When SHM pitched its Bainbridge project behind closed doors, it argued the primate research industry needed more monkeys. But since then, the industry has been collapsing. U.S. monkey imports have dropped 35%, exposing an unstable market. The Sandy River Research report further highlighted the illicit and disease-ridden global primate trade, while wild populations in Asia are crashing. Meanwhile, funding for monkey-based research is under increasing scrutiny, and trained personnel are in short supply. SHM isn’t expanding because business is booming—it’s scrambling to salvage a failing enterprise.
Bainbridge residents should be relieved that SHM’s focus appears to be shifting. Its plan to warehouse thousands of monkeys raised serious concerns about public health, environmental risks, and ethics. But the fight isn’t over. SHM still owns land in Bainbridge, still claims to have long-term plans, and still refuses to be transparent. If the primate import market is collapsing and resources are dwindling, how does SHM justify expanding anywhere? If Florida is just a temporary fix, what happens when it fails?
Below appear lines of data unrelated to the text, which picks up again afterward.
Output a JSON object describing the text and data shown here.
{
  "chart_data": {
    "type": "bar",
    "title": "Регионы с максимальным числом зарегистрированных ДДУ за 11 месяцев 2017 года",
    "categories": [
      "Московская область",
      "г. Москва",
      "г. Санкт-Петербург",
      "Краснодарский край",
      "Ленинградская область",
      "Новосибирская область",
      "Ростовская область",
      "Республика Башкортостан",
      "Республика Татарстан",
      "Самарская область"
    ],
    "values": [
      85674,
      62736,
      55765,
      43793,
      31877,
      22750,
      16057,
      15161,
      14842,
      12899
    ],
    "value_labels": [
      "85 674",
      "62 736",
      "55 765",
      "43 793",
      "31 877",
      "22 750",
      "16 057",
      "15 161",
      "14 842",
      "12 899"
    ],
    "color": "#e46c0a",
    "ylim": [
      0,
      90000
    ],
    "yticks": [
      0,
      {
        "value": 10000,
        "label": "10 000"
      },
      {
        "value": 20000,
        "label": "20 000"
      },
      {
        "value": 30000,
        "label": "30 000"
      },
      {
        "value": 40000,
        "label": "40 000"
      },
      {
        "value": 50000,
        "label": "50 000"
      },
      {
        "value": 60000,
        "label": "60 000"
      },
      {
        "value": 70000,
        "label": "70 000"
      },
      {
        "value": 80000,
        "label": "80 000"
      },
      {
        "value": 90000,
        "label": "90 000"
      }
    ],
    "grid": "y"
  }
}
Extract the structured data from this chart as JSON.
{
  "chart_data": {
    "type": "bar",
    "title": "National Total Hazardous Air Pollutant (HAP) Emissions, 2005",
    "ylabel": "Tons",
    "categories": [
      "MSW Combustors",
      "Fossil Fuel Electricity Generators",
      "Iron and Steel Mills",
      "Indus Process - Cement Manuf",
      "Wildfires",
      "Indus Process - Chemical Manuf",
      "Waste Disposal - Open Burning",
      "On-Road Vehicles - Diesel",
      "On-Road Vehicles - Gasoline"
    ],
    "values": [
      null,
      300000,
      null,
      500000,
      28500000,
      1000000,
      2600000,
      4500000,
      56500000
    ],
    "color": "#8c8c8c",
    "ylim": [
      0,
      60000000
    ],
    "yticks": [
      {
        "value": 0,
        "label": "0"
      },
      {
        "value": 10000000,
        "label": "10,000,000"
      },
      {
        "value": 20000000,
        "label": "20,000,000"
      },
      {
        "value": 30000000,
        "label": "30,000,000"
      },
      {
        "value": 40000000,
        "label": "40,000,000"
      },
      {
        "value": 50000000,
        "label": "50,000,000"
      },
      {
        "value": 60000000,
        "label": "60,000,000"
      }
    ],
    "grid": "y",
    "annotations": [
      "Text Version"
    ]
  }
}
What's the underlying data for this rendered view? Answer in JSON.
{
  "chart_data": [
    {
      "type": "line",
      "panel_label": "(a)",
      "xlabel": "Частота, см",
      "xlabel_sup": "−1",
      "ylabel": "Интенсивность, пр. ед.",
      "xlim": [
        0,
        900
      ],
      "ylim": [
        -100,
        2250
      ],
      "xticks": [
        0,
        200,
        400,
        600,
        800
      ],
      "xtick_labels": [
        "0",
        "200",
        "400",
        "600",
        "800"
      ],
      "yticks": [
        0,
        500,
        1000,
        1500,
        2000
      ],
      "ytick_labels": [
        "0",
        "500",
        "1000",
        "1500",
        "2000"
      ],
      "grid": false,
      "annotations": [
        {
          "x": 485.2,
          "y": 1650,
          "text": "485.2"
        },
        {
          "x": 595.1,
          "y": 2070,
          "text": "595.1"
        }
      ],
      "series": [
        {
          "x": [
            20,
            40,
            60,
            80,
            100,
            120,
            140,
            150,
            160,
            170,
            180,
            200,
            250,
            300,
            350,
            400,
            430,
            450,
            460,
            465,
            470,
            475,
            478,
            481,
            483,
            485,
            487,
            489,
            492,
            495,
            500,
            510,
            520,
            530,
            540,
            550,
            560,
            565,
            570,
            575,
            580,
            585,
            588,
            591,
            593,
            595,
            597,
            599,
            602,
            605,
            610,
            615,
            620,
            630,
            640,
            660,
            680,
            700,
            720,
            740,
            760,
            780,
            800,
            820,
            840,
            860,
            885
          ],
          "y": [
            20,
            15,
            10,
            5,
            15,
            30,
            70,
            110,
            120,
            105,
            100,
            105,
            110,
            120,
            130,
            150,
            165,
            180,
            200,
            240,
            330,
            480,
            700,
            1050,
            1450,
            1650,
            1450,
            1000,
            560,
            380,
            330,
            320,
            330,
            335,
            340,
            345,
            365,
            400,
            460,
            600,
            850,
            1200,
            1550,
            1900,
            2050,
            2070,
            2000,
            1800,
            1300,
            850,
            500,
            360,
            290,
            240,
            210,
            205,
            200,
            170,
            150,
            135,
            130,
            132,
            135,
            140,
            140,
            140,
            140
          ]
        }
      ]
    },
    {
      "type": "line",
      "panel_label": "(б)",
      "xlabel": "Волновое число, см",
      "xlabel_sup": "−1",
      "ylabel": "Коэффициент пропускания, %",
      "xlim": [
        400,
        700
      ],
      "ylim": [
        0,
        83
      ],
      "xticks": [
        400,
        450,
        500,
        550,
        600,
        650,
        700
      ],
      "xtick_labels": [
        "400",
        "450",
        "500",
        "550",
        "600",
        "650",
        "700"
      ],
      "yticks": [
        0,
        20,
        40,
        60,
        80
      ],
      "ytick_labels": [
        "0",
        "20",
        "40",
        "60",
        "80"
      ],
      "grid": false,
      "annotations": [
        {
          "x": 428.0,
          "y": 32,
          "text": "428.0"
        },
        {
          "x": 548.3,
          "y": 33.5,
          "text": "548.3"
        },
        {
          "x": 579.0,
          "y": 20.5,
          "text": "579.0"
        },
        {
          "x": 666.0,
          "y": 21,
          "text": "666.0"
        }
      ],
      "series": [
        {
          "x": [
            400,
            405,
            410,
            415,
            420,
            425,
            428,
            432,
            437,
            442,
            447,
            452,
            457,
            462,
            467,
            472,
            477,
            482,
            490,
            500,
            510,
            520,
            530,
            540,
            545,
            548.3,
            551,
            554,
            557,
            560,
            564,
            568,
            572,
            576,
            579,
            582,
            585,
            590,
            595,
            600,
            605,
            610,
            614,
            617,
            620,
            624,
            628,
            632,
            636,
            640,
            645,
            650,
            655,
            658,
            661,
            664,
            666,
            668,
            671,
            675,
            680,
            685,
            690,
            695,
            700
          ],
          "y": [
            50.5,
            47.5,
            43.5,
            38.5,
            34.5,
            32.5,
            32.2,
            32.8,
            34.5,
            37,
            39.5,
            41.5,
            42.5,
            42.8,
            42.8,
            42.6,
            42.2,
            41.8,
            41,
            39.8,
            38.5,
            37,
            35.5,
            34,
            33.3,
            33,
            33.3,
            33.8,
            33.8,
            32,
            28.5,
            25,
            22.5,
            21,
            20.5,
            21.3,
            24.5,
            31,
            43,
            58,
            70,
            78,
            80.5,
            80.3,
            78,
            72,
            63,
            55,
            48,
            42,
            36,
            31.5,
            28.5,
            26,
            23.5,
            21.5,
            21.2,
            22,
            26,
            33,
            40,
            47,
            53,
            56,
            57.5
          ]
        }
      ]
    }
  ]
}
Does Bainbridge get left with an abandoned project? Or worse, does SHM try to force its way back in?
Bainbridge residents and local media must demand real answers. If SHM had a viable plan, it wouldn’t be scrambling from state to state in search of a lifeline. Until it can explain exactly what it’s doing, why, and how it plans to sustain itself, Bainbridge should remain deeply skeptical of anything it promises.